Mix a little bit of a children’s show host and a bit of celebrity chef and you might have the makings of Tom Austin, a cook in the Housing Division. “My favorite thing is telling stories,” says Austin, a self-taught chef and former food columnist who is writing an unconventional cookbook that will help readers learn to cook spontaneously. Austin, who splits his work weeks between Illinois Street and Florida Avenue residence halls, joined the university’s staff as extra help a couple of years ago and then became a full-time employee last February. When he’s not experimenting in his kitchen, Austin enjoys reading and ballroom dancing.
How did you become a cook?
When I was 16, I was a busboy at a white-tablecloth Italian restaurant in St. Louis, and one Friday night a cook got sick right before the line opened, and the chef said, ‘Hey, kid, come back here. You’re going to help us out tonight.’ I was there all weekend, fetching things for them and watching and learning. When the cook died a few days later, I had the job. Even though I was still in high school, I worked with the chef there for a couple of years. When he left to open his own restaurant, I took over his position. I was 18 or 19 years old and was a chef in a restaurant that most of the kids in my upper-middle-class high school couldn’t afford to eat in.
Where else have you worked?
I’ve worked in Minnesota, North Carolina and Wisconsin. I stayed some places a year, some places five years, and moved on when I got bored. I went from place to place to gain different kinds of experience. I had a bakeshop in Minnesota for a while, where I did outside catering along with retail and wholesale baking.
I did catering at a women’s club for about four years, catering about 150 weddings a year there – one every Friday and two every Saturday. I taught myself how to decorate wedding cakes one afternoon by getting a cake-decorating book, mixing up 60 quarts of icing and decorating my workbench.
What has kept you interested in cooking all this time?
Mom used to make homemade bread all the time, and I really enjoyed helping her. When I was about 4, she taught me how to make 1-2-3-4 Cake. As my children each turned 4, I’d visit their preschool classes and help the kids make homemade cupcakes. That could be really interesting, especially having the children crack the eggs. Once we had to crack two dozen eggs in order to get four into the bowl. One of my daughters learned how to do Bananas Foster flambé when she was in about second grade and would invite her friends over for flaming desserts as an after-school snack. During my years in the kitchen, I was always learning, creating new dishes and teaching new staff. When I finally attended the University of Wisconsin at the age of 36, many people there told me I should be a teacher. After thinking about it, I realized that I had been one for the previous 20 years. I enjoyed it, and I guess that’s what has kept me doing it.
How did you get interested in food writing and in writing a cookbook?
About eight years ago, my brother asked for a recipe and directions to make pot roast. My reply evolved into a food column for the Decatur Herald & Review. The column ran for a couple of years, until I had a mild stroke about two years ago. The column was called “Ask Chef Who?” and it featured stories about different foods and some of my spontaneous moments in the kitchen. I told how I came up with dishes or what inspired me to put certain ingredients together. I usually included recipes because the food editor said that people liked recipes.
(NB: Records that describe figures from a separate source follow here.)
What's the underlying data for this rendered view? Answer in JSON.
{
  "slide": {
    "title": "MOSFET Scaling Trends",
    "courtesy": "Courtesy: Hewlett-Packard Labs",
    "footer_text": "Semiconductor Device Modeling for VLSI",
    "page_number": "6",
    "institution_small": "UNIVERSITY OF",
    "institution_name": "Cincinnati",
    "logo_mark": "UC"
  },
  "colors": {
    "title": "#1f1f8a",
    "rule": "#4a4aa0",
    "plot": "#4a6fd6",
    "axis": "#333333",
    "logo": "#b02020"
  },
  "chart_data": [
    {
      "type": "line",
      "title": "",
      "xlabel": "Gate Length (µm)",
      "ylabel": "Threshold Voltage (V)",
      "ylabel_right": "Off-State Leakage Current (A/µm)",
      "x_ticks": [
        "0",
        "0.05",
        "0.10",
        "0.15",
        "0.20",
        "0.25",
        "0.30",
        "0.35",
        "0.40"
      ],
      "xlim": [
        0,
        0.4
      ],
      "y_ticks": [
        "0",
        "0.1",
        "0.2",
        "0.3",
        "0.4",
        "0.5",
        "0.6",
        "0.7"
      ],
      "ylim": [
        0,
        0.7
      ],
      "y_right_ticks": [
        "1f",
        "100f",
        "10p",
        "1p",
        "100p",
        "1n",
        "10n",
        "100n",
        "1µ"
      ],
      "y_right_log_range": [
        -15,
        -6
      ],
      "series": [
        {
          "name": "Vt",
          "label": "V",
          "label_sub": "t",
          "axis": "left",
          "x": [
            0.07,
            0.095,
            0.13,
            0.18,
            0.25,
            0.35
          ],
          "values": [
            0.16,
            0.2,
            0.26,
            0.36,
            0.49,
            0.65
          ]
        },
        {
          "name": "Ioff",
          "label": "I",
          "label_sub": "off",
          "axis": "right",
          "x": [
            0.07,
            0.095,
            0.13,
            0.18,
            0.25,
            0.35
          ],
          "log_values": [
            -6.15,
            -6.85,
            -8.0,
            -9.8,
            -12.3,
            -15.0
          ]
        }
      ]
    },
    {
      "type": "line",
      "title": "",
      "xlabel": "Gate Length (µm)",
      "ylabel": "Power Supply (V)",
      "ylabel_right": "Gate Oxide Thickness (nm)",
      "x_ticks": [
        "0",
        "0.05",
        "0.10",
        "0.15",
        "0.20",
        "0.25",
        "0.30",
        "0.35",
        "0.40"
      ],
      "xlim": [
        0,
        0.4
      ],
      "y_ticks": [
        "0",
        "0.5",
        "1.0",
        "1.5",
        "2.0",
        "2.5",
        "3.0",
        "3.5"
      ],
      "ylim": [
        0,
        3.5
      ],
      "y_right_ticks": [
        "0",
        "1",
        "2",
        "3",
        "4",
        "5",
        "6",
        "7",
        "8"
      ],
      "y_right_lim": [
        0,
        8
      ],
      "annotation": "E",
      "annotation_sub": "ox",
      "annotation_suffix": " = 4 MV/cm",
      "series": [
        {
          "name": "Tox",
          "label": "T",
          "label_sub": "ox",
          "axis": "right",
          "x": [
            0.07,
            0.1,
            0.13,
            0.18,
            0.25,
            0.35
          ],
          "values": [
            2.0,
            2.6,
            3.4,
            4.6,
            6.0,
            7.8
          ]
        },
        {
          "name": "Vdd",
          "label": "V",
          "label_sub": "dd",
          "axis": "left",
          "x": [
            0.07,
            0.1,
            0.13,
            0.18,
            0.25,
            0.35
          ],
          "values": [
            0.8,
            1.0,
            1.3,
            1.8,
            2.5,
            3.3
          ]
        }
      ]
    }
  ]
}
The cookbook evolved over the years from people telling me, ‘I wish that I could cook like you do, without a recipe, without measuring or anything. You should write a cookbook.’ It’s a cookbook to teach you how. No real recipes, just a range of discussions about recipes, the differences and similarities in cooking methods and how to interchange them, and how to avoid being intimidated or narrowly directed by somebody else’s recipe.
What inspired you to create the gingerbread castle that was displayed at ISR before the holidays?
I’ve been interested in gingerbread for a long time. One Christmas I made gingerbread houses at my shop and sold them at a mall kiosk. I had been toying with the idea of creating a castle because Camelot is my favorite story. I had talked about the idea with Keith Garrett, the unit manager at ISR. The Monday that we returned from Thanksgiving break, I did a quick sketch of a castle and began working on it. I didn’t want square or rectangular towers, so I tried different methods of wrapping the gingerbread dough around cardboard tubes before baking it. The rest was a piece of cake, well, actually gingerbread, and it was a fun project. I worked on it every spare minute that I could and had help from a few students who sculpted landscape by sprinkling coconut and granola. Special thanks to my co-workers who picked up the slack while I was immersed in the project.